Maybe Lord Akeldama would know something that would explain the presence of a child parasiting about inside her. He was a very old vampire; perhaps he could help prove to Conall her upstanding virtue. The ludicrousness of that thought—Lord Akeldama and virtue in the same sentence—made her smile.
Her luggage packed and her hat and cape in place, Alexia was preparing to quit her family’s house, probably for the last time, when yet more mail arrived addressed to her. It was in the form of a suspicious package accompanied by a message. This time she intercepted it before Swilkins could get his mitts on it.
The package contained a hat of such unparalleled biliousness that Alexia had no doubt as to its origin. It was a felt toque, bright yellow in color and trimmed with fake black currants, velvet ribbon, and a pair of green feathers that looked like the feelers from some unfortunate sea creature. The accompanying note boasted remarkably exclamatory grammar and, if possible, attained new heights of flowery penmanship above and beyond that of Lord Akeldama. It was, admittedly, a tad harrowing to read.
“Alexia Tarabotti Maccon, how could you behave so wickedly! I just read the morning paper. You had my heart in my chest, you really did! Of course, I should never have believed such a thing in all my born days! Never! In fact, I do not believe a word of it now. You understand that we—Tunny and I—would love to have you to stay, but circumstances being, as they say, indefensible—or it is indefatigable?—we cannot possibly tender the offer. You understand? I’m certain you do. Don’t you? But I thought you might require some consoling, and I remembered how much attention you paid this adorable hat last time we were out shopping together—ah, these many months ago, in our careless youth, or do I mean carefree youth?—so I picked this out for you at Chapeau de Poupe. I had intended it to be a Christmas gift, but such an emotional crisis as you must be suffering clearly indicates that now is obviously a far more important time for hats. Wouldn’t you say? Love, love, love, Ivy.”

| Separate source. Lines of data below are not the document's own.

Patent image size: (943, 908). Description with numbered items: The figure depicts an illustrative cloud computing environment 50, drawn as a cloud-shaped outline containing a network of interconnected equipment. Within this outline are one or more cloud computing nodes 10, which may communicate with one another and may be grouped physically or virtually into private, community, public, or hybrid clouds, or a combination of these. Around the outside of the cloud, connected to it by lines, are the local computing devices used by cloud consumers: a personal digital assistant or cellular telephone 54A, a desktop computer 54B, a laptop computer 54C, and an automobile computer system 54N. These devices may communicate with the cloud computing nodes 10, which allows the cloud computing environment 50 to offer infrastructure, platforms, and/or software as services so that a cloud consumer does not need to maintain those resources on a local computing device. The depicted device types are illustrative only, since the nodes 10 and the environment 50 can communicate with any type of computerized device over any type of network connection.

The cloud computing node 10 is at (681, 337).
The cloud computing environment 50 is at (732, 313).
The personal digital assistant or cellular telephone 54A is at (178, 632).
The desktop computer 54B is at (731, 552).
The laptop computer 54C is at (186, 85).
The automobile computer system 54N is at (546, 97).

Alexia perfectly understood all the things Ivy hadn’t written, if such a thing was to be believed possible given the length of the missive. Ivy and her new husband were committed theatricals and, quite frankly, could not afford to lose patronage through association with the now-besmirched Lady Maccon. Alexia was relieved she would not have to turn them down. The couple lived in the most horrible little set of apartments imaginable, down in the West End. They had, for example, only one parlor. Lady Maccon shuddered delicately.
Tucking the repulsive hat under her arm and grabbing her trusty parasol, Alexia made her way down to the waiting carriage. She gave Swilkins a haughty sniff as he handed her up and directed the driver on to Lord Akeldama’s town house.